Benito Eduardo Lynch Beaulieu (25 July 1885 – 23 December 1951) was an Argentine novelist and short story writer.

==Biography==
Lynch was born in Buenos Aires. He came from a family of Irish origin who settled in the Río de la Plata region since the 18th century. They were descendants of Patrick Lynch from Galway. He spent his childhood and adolescence on the large country estate of his grandfather Ventura Lynch. After the estate was sold, the family settled in La Plata, the newly built capital of the Buenos Aires Province. Lynch was a lifelong recluse à la Emily Dickinson, living all his life with two unmarried sisters in a large old house in La Plata.

An eccentric, Lynch's quirky short stories have been often filmed and dramatized. He wrote more than a hundred of them, most of them in a neo-gauchoesque manner that sometimes evokes magic realism. He also strikes a genuinely and authentically popular vein.

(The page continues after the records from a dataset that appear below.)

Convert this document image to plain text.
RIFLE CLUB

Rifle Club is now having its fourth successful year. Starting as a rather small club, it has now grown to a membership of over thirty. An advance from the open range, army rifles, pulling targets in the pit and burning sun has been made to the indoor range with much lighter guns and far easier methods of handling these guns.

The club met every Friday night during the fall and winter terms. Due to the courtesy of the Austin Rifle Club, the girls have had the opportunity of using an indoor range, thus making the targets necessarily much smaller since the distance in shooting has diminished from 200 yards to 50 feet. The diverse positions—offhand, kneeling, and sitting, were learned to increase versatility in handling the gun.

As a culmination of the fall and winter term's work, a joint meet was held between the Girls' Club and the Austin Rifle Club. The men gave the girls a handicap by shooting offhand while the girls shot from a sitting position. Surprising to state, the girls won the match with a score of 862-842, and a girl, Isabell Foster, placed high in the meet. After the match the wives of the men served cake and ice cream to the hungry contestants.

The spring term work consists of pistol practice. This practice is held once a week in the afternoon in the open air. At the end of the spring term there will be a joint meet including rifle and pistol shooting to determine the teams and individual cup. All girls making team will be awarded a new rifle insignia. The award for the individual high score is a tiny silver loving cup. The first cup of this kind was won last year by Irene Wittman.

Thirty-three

He was also a sports fan. He played professional soccer in 1901. His club, Club de Gimnasia y Esgrima La Plata, was founded in 1887 and is now the oldest professional soccer club in America. He played in the first organized match recorded in La Plata. He died in 1951 in Mar del Plata, a seaside city in the Province of Buenos Aires, Argentina.

==Works==

- Plata dorada (1909)
- The Caranchos of Florida (1916)
- Raquela (1918)
- Las mal calladas (1923)
- The Englishman of the Bones (1924)
- El antojo de la patrona (1925)
- Palo verde (1925)
- The Romance of a Gaucho (1930)
- De los campos porteños (1931)
- El estanciero (1931)
- Cuentos criollos (1940)

Many stories, some worthy of anthologizing, remain uncollected. They appeared in newspapers and reviews of the time such as La Nación, El Hogar, Mundo Argentino, Caras y Caretas and Leoplán.